[Numpy-discussion] Coverting ranks to a Gaussian

Mon Jun 9 22:06:24 EDT 2008

On Mon, Jun 9, 2008 at 4:45 PM, Robert Kern <robert.kern at gmail.com> wrote:
> On Mon, Jun 9, 2008 at 18:34, Keith Goodman <kwgoodman at gmail.com> wrote:
>> Does anyone have a function that converts ranks into a Gaussian?
>>
>> I have an array x:
>>
>>>> import numpy as np
>>>> x = np.random.rand(5)
>>
>> I rank it:
>>
>>>> x = x.argsort().argsort()
>>>> x_ranked = x.argsort().argsort()
>>>> x_ranked
>>   array([3, 1, 4, 2, 0])
>
> There are subtleties in computing ranks when ties are involved. Take a
> look at the implementation of scipy.stats.rankdata().

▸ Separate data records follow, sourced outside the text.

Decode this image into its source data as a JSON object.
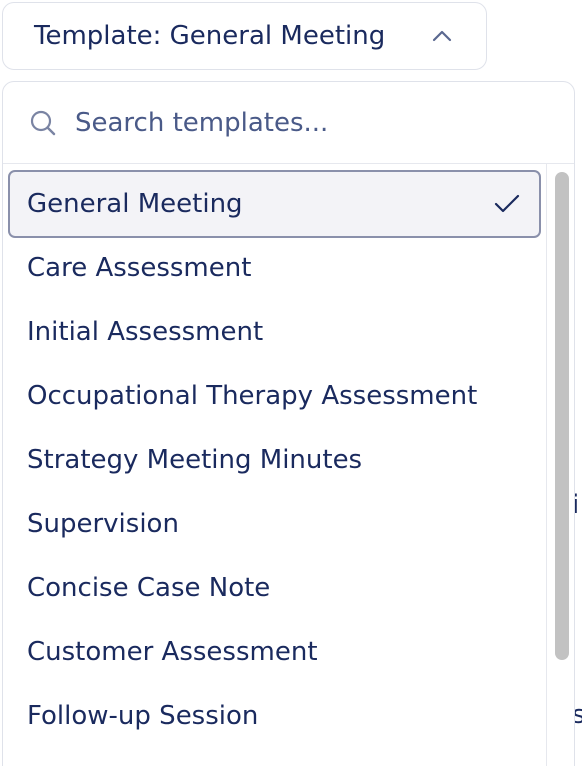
{
  "trigger": {
    "label": "Template: General Meeting",
    "chevron_icon": "chevron-up-icon"
  },
  "search": {
    "placeholder": "Search templates...",
    "icon": "search-icon"
  },
  "options": [
    {
      "label": "General Meeting",
      "selected": true
    },
    {
      "label": "Care Assessment",
      "selected": false
    },
    {
      "label": "Initial Assessment",
      "selected": false
    },
    {
      "label": "Occupational Therapy Assessment",
      "selected": false
    },
    {
      "label": "Strategy Meeting Minutes",
      "selected": false
    },
    {
      "label": "Supervision",
      "selected": false
    },
    {
      "label": "Concise Case Note",
      "selected": false
    },
    {
      "label": "Customer Assessment",
      "selected": false
    },
    {
      "label": "Follow-up Session",
      "selected": false
    }
  ],
  "background": {
    "fragment_1": "i",
    "fragment_2": "s"
  },
  "colors": {
    "text": "#1a2a5e",
    "selected_bg": "#f3f3f7",
    "selected_border": "#8a90ab",
    "scrollbar_thumb": "#c2c2c2"
  }
}
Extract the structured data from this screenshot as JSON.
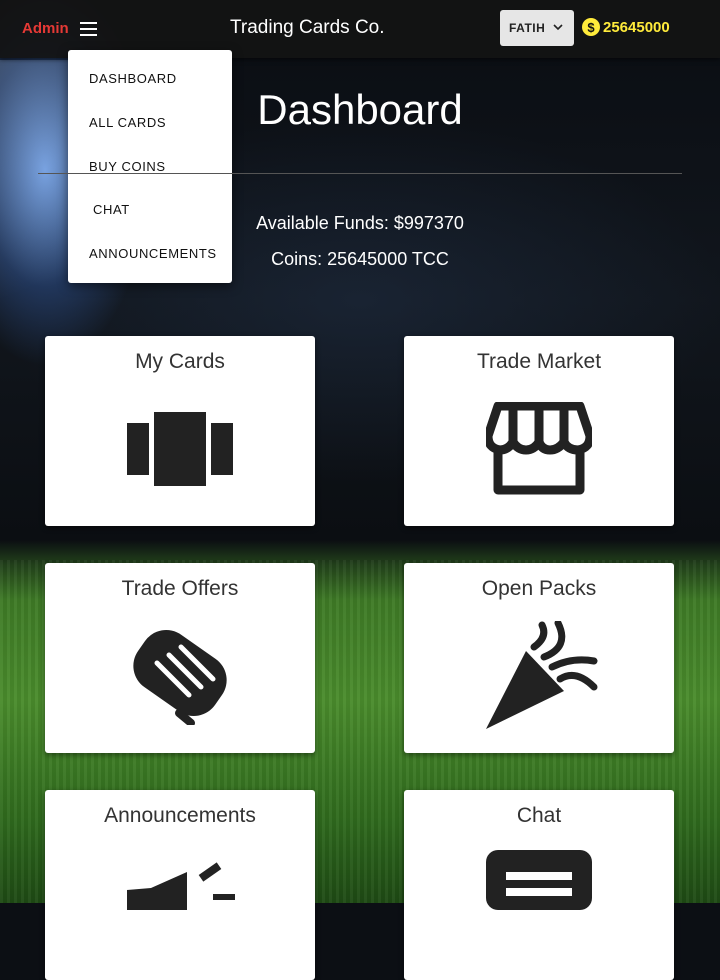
{
  "header": {
    "admin_label": "Admin",
    "brand": "Trading Cards Co.",
    "user_label": "FATIH",
    "coin_symbol": "$",
    "coins": "25645000"
  },
  "nav_menu": {
    "items": [
      {
        "label": "DASHBOARD"
      },
      {
        "label": "ALL CARDS"
      },
      {
        "label": "BUY COINS"
      },
      {
        "label": "CHAT"
      },
      {
        "label": "ANNOUNCEMENTS"
      }
    ]
  },
  "main": {
    "title": "Dashboard",
    "funds": "Available Funds: $997370",
    "coins": "Coins: 25645000 TCC"
  },
  "cards": [
    {
      "label": "My Cards",
      "icon": "cards-icon"
    },
    {
      "label": "Trade Market",
      "icon": "storefront-icon"
    },
    {
      "label": "Trade Offers",
      "icon": "handshake-icon"
    },
    {
      "label": "Open Packs",
      "icon": "party-popper-icon"
    },
    {
      "label": "Announcements",
      "icon": "megaphone-icon"
    },
    {
      "label": "Chat",
      "icon": "chat-icon"
    }
  ],
  "colors": {
    "admin": "#e53935",
    "coins": "#ffeb3b",
    "topbar": "#141414",
    "icon": "#222222"
  }
}
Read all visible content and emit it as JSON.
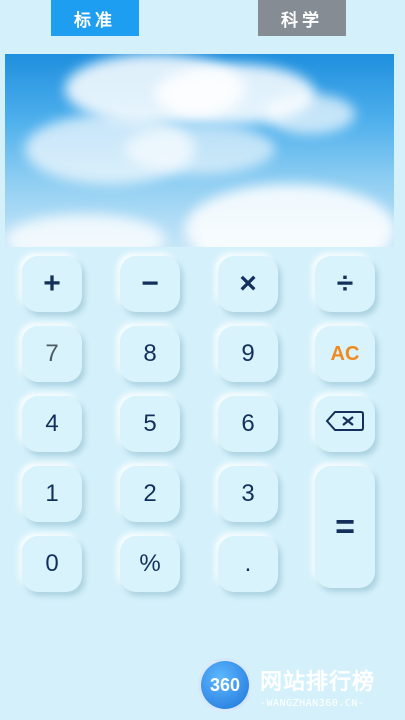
{
  "tabs": {
    "standard": "标准",
    "scientific": "科学"
  },
  "keys": {
    "add": "+",
    "subtract": "−",
    "multiply": "×",
    "divide": "÷",
    "seven": "7",
    "eight": "8",
    "nine": "9",
    "clear": "AC",
    "four": "4",
    "five": "5",
    "six": "6",
    "one": "1",
    "two": "2",
    "three": "3",
    "equals": "=",
    "zero": "0",
    "percent": "%",
    "decimal": "."
  },
  "icons": {
    "backspace": "backspace-icon"
  },
  "watermark": {
    "logo": "360",
    "title": "网站排行榜",
    "url": "-WANGZHAN360.CN-"
  },
  "colors": {
    "tab_active": "#1d9ef0",
    "tab_inactive": "#858c93",
    "clear_key": "#ef8a1e",
    "key_text": "#13305c"
  }
}
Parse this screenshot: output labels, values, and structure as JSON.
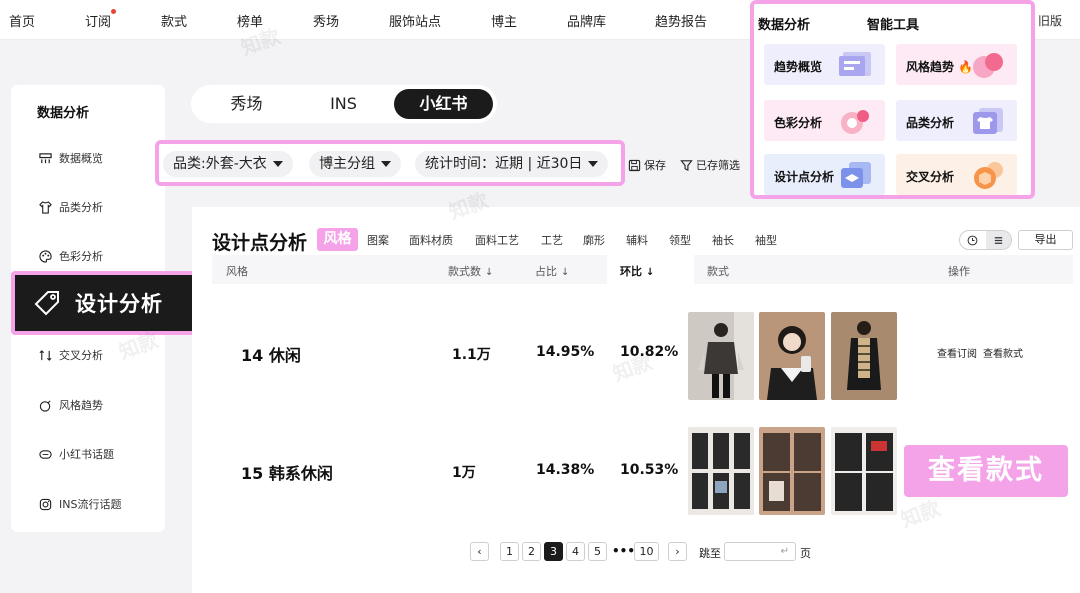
{
  "topnav": {
    "items": [
      "首页",
      "订阅",
      "款式",
      "榜单",
      "秀场",
      "服饰站点",
      "博主",
      "品牌库",
      "趋势报告"
    ],
    "old_version": "旧版"
  },
  "popup": {
    "heading_left": "数据分析",
    "heading_right": "智能工具",
    "tiles": [
      {
        "label": "趋势概览",
        "bg": "#eeeefc"
      },
      {
        "label": "风格趋势",
        "bg": "#fdeaf4"
      },
      {
        "label": "色彩分析",
        "bg": "#fdeaf4"
      },
      {
        "label": "品类分析",
        "bg": "#eeeefc"
      },
      {
        "label": "设计点分析",
        "bg": "#e9eefc"
      },
      {
        "label": "交叉分析",
        "bg": "#fdf0e6"
      }
    ]
  },
  "sidebar": {
    "title": "数据分析",
    "items": [
      "数据概览",
      "品类分析",
      "色彩分析",
      "设计分析",
      "交叉分析",
      "风格趋势",
      "小红书话题",
      "INS流行话题"
    ],
    "active_index": 3
  },
  "platform_tabs": {
    "items": [
      "秀场",
      "INS",
      "小红书"
    ],
    "active_index": 2
  },
  "filters": {
    "category": "品类:外套-大衣",
    "blogger_group": "博主分组",
    "time": "统计时间：近期 | 近30日",
    "save": "保存",
    "saved_filters": "已存筛选"
  },
  "card": {
    "title": "设计点分析",
    "active_dimension": "风格",
    "dimensions": [
      "图案",
      "面料材质",
      "面料工艺",
      "工艺",
      "廓形",
      "辅料",
      "领型",
      "袖长",
      "袖型"
    ],
    "export": "导出",
    "columns": {
      "style": "风格",
      "count": "款式数",
      "share": "占比",
      "mom": "环比",
      "styles": "款式",
      "ops": "操作"
    },
    "rows": [
      {
        "name": "14 休闲",
        "count": "1.1万",
        "share": "14.95%",
        "mom": "10.82%",
        "op_subscribe": "查看订阅",
        "op_styles": "查看款式"
      },
      {
        "name": "15 韩系休闲",
        "count": "1万",
        "share": "14.38%",
        "mom": "10.53%"
      }
    ]
  },
  "pagination": {
    "pages": [
      "1",
      "2",
      "3",
      "4",
      "5",
      "10"
    ],
    "current": "3",
    "jump_label": "跳至",
    "page_suffix": "页",
    "input_hint": "↵"
  },
  "cta": "查看款式",
  "watermark": "知款"
}
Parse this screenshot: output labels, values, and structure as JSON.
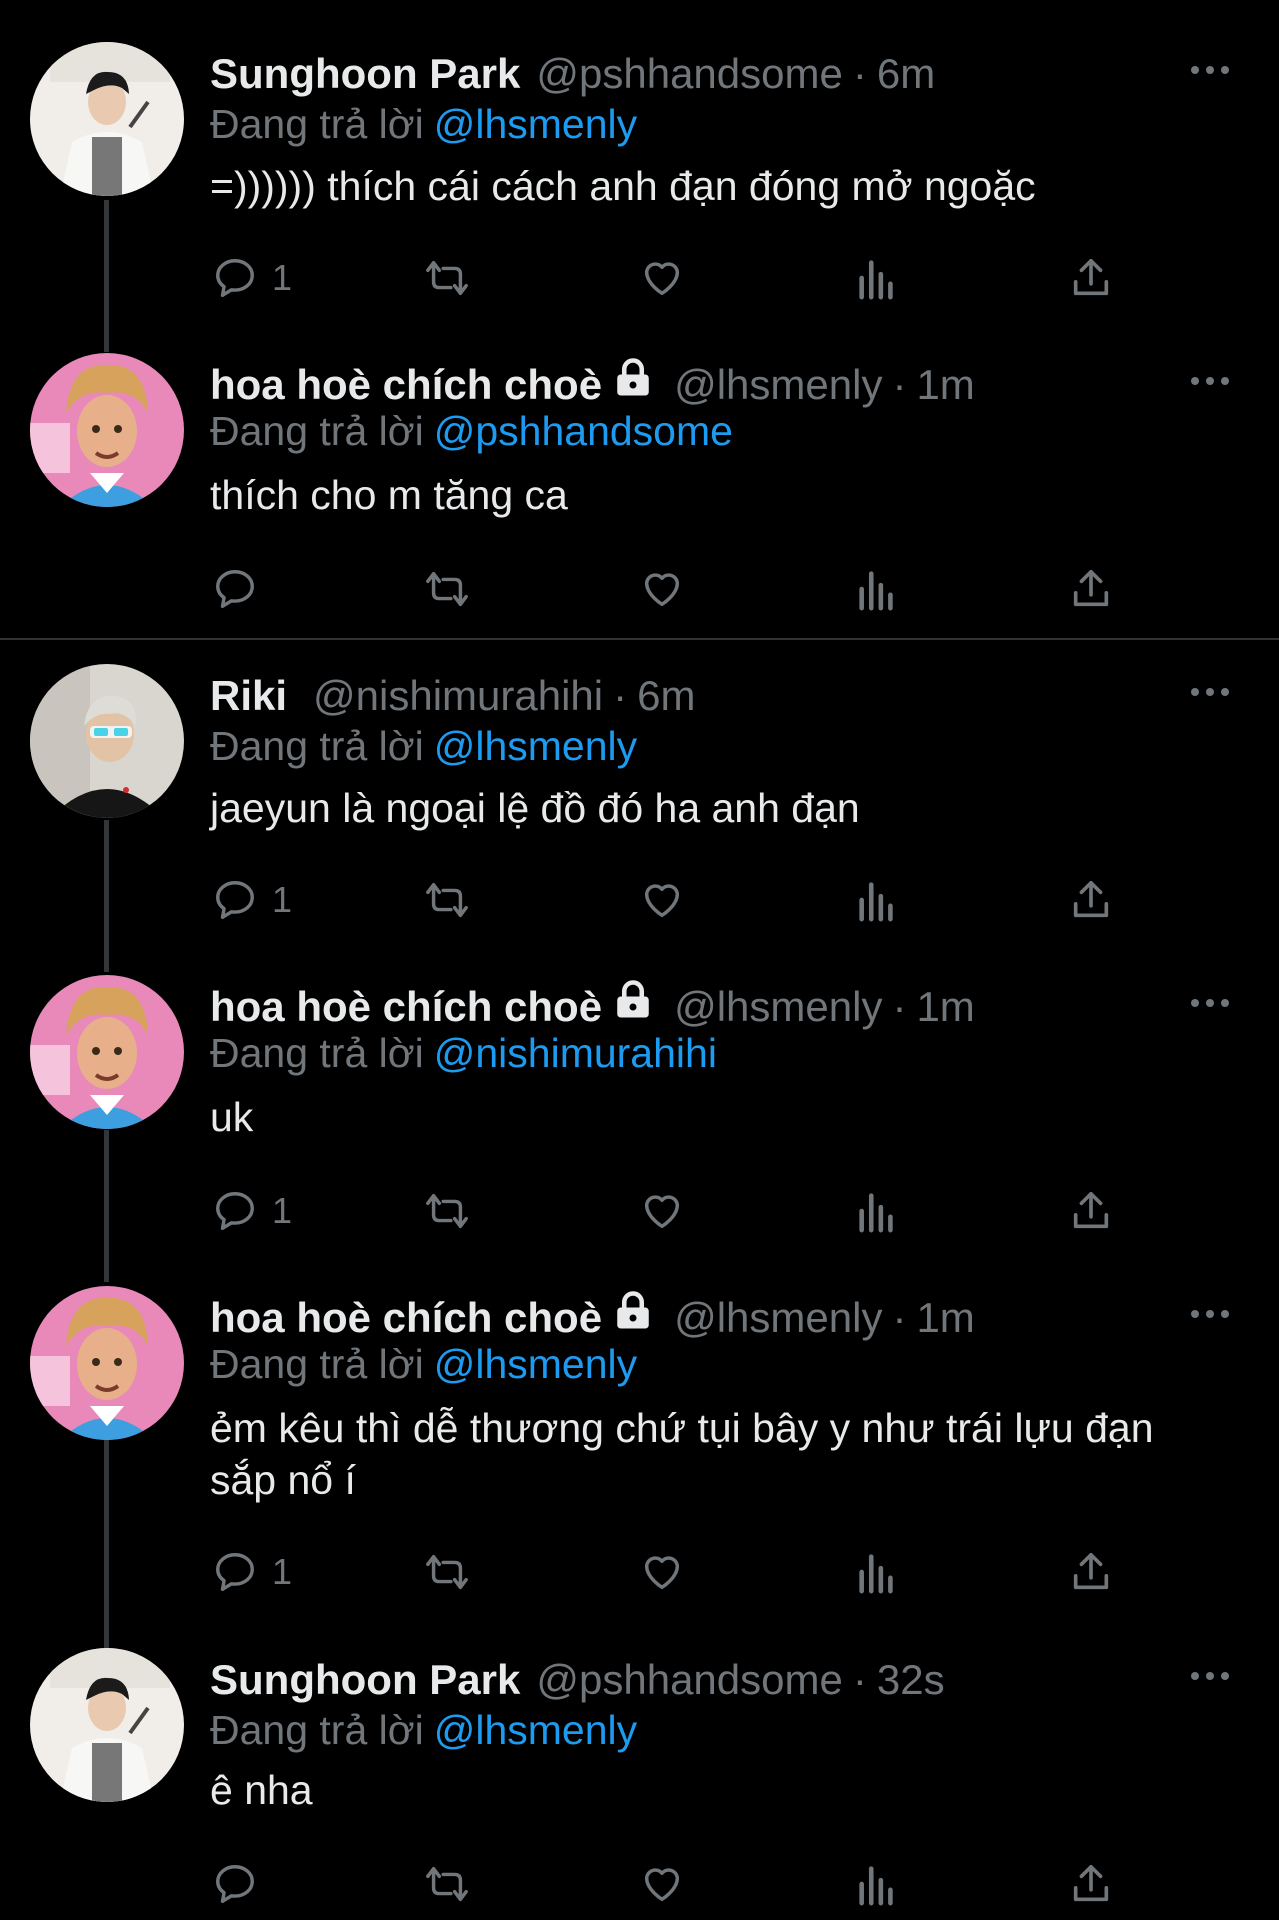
{
  "colors": {
    "background": "#000000",
    "text": "#e7e9ea",
    "muted": "#71767b",
    "mention": "#1d9bf0",
    "thread_line": "#333639"
  },
  "reply_prefix": "Đang trả lời",
  "tweets": [
    {
      "name": "Sunghoon Park",
      "handle": "@pshhandsome",
      "time": "6m",
      "locked": false,
      "reply_to": "@lhsmenly",
      "text": "=)))))) thích cái cách anh đạn đóng mở ngoặc",
      "reply_count": "1",
      "avatar": "sunghoon-avatar"
    },
    {
      "name": "hoa hoè chích choè",
      "handle": "@lhsmenly",
      "time": "1m",
      "locked": true,
      "reply_to": "@pshhandsome",
      "text": "thích cho m tăng ca",
      "reply_count": "",
      "avatar": "ken-avatar"
    },
    {
      "name": "Riki",
      "handle": "@nishimurahihi",
      "time": "6m",
      "locked": false,
      "reply_to": "@lhsmenly",
      "text": "jaeyun là ngoại lệ đồ đó ha anh đạn",
      "reply_count": "1",
      "avatar": "riki-avatar"
    },
    {
      "name": "hoa hoè chích choè",
      "handle": "@lhsmenly",
      "time": "1m",
      "locked": true,
      "reply_to": "@nishimurahihi",
      "text": "uk",
      "reply_count": "1",
      "avatar": "ken-avatar"
    },
    {
      "name": "hoa hoè chích choè",
      "handle": "@lhsmenly",
      "time": "1m",
      "locked": true,
      "reply_to": "@lhsmenly",
      "text": "ẻm kêu thì dễ thương chứ tụi bây y như trái lựu đạn sắp nổ í",
      "reply_count": "1",
      "avatar": "ken-avatar"
    },
    {
      "name": "Sunghoon Park",
      "handle": "@pshhandsome",
      "time": "32s",
      "locked": false,
      "reply_to": "@lhsmenly",
      "text": "ê nha",
      "reply_count": "",
      "avatar": "sunghoon-avatar"
    }
  ]
}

Good point. I had to deal with ties and missing data. I bet
scipy.stats.rankdata() is faster than my implementation.

>> I would like to convert the ranks to a Gaussian without using scipy.
>
> No dice. You are going to have to use scipy.special.ndtri somewhere. A
> basic transformation (off the top of my head, I have no idea if this
> is statistically meaningful):
>
>  scipy.special.ndtri((ranks + 1.0) / (len(ranks) + 1.0))
>
> Barring tied first or last items, this should give equal weight to
> each of the tails outside of the range of your data.

Nice. Thank you. It passes the never wrong chi-by-eye test:

r = np.arange(1000)
g = special.ndtri((r + 1.0) / (len(r) + 1.0))
pylab.hist(g, 50)
pylab.show()

I wasn't able to use scipy.special.ndtri (after import scipy) like you
did. I had to do (but I'm new to scipy)

from scipy import special
special.ndtri

scipy.__version__
   '0.6.0'

from Debian Lenny.